The summary includes a table of statistics on the left and three plots on separate tabs to the right. The statistics that are displayed in the table are:

  • The name of the X variable

  • The name of the Y variable

  • N, the number of data points for which neither variable is missing

  • Covariance

  • Pearson’s correlation coefficient r (Wright 1921)

  • p value for the hypothesis that r is zero

  • Spearman’s correlation coefficient rho (Spearman 1904)

  • p value for the hypothesis that rho is zero

  • Kendall’s correlation coefficient tau (Kendall 1938)

  • p value for the hypothesis that tau is zero

  • Chatterjee’s correlation coefficient xi (Chatterjee 2020)

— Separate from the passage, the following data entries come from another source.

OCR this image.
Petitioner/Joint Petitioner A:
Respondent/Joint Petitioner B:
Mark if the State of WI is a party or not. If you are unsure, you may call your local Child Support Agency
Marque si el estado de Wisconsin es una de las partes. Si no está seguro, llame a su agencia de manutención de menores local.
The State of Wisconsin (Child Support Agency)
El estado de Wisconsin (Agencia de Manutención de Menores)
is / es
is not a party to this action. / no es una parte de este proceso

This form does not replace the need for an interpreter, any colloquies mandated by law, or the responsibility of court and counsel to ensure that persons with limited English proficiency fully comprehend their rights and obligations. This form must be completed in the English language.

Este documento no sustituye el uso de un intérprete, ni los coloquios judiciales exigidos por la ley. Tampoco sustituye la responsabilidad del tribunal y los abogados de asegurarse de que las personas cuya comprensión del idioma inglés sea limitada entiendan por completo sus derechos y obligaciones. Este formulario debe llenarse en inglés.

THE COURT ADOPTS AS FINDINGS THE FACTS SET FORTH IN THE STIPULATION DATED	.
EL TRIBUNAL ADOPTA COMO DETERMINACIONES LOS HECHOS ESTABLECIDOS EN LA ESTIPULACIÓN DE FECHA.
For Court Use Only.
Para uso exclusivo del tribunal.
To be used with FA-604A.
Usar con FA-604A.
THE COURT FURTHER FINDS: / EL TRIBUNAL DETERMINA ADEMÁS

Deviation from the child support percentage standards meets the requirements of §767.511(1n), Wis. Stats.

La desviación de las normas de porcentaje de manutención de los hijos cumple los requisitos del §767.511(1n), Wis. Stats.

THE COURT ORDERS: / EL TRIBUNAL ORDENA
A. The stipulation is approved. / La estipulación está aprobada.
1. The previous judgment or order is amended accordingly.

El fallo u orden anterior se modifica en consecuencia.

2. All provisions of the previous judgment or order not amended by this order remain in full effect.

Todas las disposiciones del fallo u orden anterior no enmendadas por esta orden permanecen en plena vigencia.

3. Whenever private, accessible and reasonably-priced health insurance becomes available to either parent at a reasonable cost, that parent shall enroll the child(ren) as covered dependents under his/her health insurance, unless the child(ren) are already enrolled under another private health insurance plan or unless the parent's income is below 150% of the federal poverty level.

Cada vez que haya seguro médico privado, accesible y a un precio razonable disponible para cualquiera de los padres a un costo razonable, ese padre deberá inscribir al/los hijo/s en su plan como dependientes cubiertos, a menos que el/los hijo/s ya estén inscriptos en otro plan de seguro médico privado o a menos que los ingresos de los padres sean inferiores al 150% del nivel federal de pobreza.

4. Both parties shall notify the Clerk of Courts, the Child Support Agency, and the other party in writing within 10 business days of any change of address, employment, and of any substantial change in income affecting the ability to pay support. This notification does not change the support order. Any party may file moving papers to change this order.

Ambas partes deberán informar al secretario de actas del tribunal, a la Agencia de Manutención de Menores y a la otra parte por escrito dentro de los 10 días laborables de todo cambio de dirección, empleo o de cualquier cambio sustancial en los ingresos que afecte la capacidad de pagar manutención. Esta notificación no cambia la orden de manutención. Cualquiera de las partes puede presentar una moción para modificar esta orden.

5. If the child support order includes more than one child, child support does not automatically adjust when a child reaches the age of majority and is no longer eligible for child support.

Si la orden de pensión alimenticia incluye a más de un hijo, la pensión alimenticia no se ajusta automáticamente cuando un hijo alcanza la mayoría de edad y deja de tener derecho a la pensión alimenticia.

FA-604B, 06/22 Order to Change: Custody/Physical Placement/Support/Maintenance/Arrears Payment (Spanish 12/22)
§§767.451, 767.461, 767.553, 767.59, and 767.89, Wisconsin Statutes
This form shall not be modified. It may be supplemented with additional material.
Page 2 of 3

  • Slope of an ordinary least-squares (OLS) linear regression

  • Intercept of the OLS linear regression

  • R-squared (R2) for the regression

  • Adjusted R-squared for the regression

  • Total sum of squares (SS) for the regression

  • Sum of squares explained by the regression

  • Residual sum of squares, not explained by the regression

  • Coefficient of determination in the scale of the standard deviation (CoDSD) (Berggren 2024)

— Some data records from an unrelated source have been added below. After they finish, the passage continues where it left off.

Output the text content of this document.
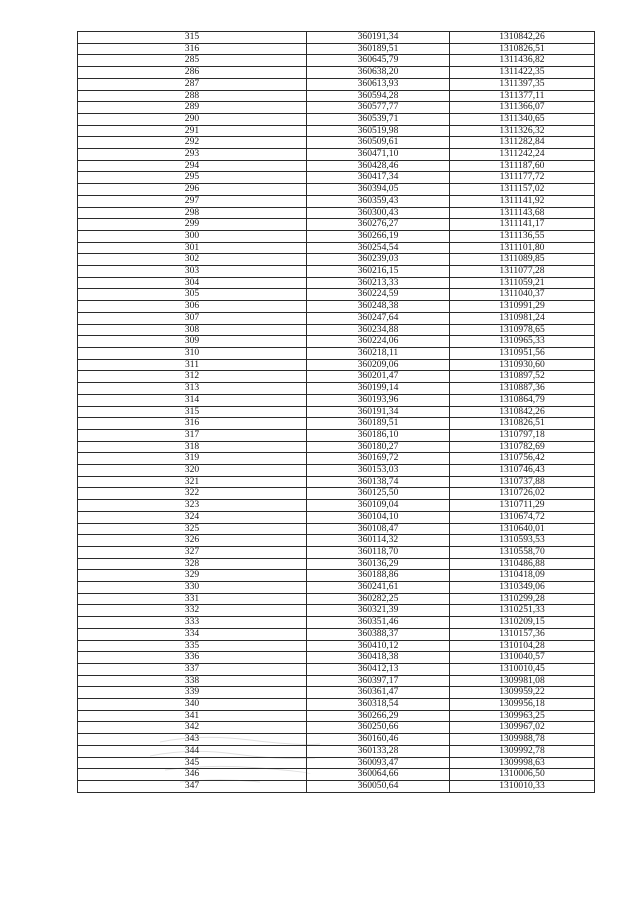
315	360191,34	1310842,26
316	360189,51	1310826,51
285	360645,79	1311436,82
286	360638,20	1311422,35
287	360613,93	1311397,35
288	360594,28	1311377,11
289	360577,77	1311366,07
290	360539,71	1311340,65
291	360519,98	1311326,32
292	360509,61	1311282,84
293	360471,10	1311242,24
294	360428,46	1311187,60
295	360417,34	1311177,72
296	360394,05	1311157,02
297	360359,43	1311141,92
298	360300,43	1311143,68
299	360276,27	1311141,17
300	360266,19	1311136,55
301	360254,54	1311101,80
302	360239,03	1311089,85
303	360216,15	1311077,28
304	360213,33	1311059,21
305	360224,59	1311040,37
306	360248,38	1310991,29
307	360247,64	1310981,24
308	360234,88	1310978,65
309	360224,06	1310965,33
310	360218,11	1310951,56
311	360209,06	1310930,60
312	360201,47	1310897,52
313	360199,14	1310887,36
314	360193,96	1310864,79
315	360191,34	1310842,26
316	360189,51	1310826,51
317	360186,10	1310797,18
318	360180,27	1310782,69
319	360169,72	1310756,42
320	360153,03	1310746,43
321	360138,74	1310737,88
322	360125,50	1310726,02
323	360109,04	1310711,29
324	360104,10	1310674,72
325	360108,47	1310640,01
326	360114,32	1310593,53
327	360118,70	1310558,70
328	360136,29	1310486,88
329	360188,86	1310418,09
330	360241,61	1310349,06
331	360282,25	1310299,28
332	360321,39	1310251,33
333	360351,46	1310209,15
334	360388,37	1310157,36
335	360410,12	1310104,28
336	360418,38	1310040,57
337	360412,13	1310010,45
338	360397,17	1309981,08
339	360361,47	1309959,22
340	360318,54	1309956,18
341	360266,29	1309963,25
342	360250,66	1309967,02
343	360160,46	1309988,78
344	360133,28	1309992,78
345	360093,47	1309998,63
346	360064,66	1310006,50
347	360050,64	1310010,33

  • p value for the hypothesis that the regression slope is zero

  • p value for the hypothesis that the regression intercept is zero

  • Akaike’s Information Criterion (AIC) for the regression

  • Bayesian Information Criterion (BIC) for the regression

  • p value for the Breusch-Pagan test for heteroskedasticity of the OLS residuals; also see the plot of residuals

  • p value for a Mann-Kendall Trend Test of the Y variable. There must be at least four rows of data for this to be evaluated.

  • p value for a Runs Test of the Y variable, using the median as a cutoff and with a small-sample correction for N < 50 (per NIST)

  • Theil-Sen slope

  • 95% confidence interval on the Theil-Sen slope

  • Theil-Sen intercept, calculated using the median and the Theil-Sen slope.

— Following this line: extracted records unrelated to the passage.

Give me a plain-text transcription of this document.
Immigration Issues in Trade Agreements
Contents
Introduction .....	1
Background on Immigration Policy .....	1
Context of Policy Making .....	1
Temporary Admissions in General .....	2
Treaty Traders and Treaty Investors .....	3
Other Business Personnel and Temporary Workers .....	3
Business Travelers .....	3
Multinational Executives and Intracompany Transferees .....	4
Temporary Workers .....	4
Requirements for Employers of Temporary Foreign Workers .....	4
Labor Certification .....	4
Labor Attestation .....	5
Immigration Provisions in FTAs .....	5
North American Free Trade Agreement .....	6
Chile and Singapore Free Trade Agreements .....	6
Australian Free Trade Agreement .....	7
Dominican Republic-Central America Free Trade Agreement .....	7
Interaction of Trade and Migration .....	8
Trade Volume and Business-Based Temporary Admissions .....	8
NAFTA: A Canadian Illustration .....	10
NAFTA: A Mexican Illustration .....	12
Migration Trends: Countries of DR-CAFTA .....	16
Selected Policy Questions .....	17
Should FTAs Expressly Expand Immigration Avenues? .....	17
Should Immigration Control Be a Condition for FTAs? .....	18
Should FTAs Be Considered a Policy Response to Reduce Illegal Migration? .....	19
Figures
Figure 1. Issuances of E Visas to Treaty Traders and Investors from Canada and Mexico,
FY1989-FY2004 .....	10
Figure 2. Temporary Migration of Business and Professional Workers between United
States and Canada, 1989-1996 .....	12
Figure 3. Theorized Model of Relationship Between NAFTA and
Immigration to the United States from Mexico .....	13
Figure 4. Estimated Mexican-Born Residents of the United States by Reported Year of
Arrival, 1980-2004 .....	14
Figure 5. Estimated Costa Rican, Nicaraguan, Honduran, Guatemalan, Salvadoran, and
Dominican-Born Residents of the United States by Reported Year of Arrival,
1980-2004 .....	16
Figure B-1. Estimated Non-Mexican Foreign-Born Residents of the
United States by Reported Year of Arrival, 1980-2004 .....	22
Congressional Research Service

  • The robust R-squared (R2) per Kvålseth (1985). This is calculated with respect to the Theil-Sen line rather than the OLS regression.

If a date or date/time column is chosen for the X variable, only the number of points and the results of the Mann-Kendall and Runs tests will be shown.

The three plots to the right of the data table are on separate tabs. These plots are:

  • A scatter plot showing all of the individual data points with the OLS regression line and 95% confidence bands about the regression line.

  • The distribution of residuals for the regression. Residuals are not shown if a date or date/time column is chosen for the X variable.

  • A trend plot per Şen (2012) showing the second half of the values of the Y variable plotted on the ordinate against the first half of the Y values on the abcissa. A line with a 1:1 slope is also shown. An increasing trend in the Y variable is indicated by points above the line, and a decreasing trend by points below the line. There must be at least four data points. If there is an odd number of data points, the first one will be dropped.

The bivariate statistics summary showing the Sen trend plot

The table of statistics can be exported to a file using the keystroke Ctrl-S.

The scatter plot can be modified using the following hotkeys:

  • The opacity (alpha value) of the symbols on the plot can be changed using the Alt-A keystroke.

  • Display of a Theil-Sen line on the plot can be toggled on and off using the Alt-S keystroke.

  • The Alt-T, Alt-X, and Alt-Y keystrokes can be used to modify the plot title, X axis label, and Y axis label, respectively.

The scatter plot is similar to that which can be created using the Plot/General dialog. Differences are that this one does not display multiple groups, natural breaks, or a LOESS line, but does show the confidence band of the OLS regression line and the regression residuals.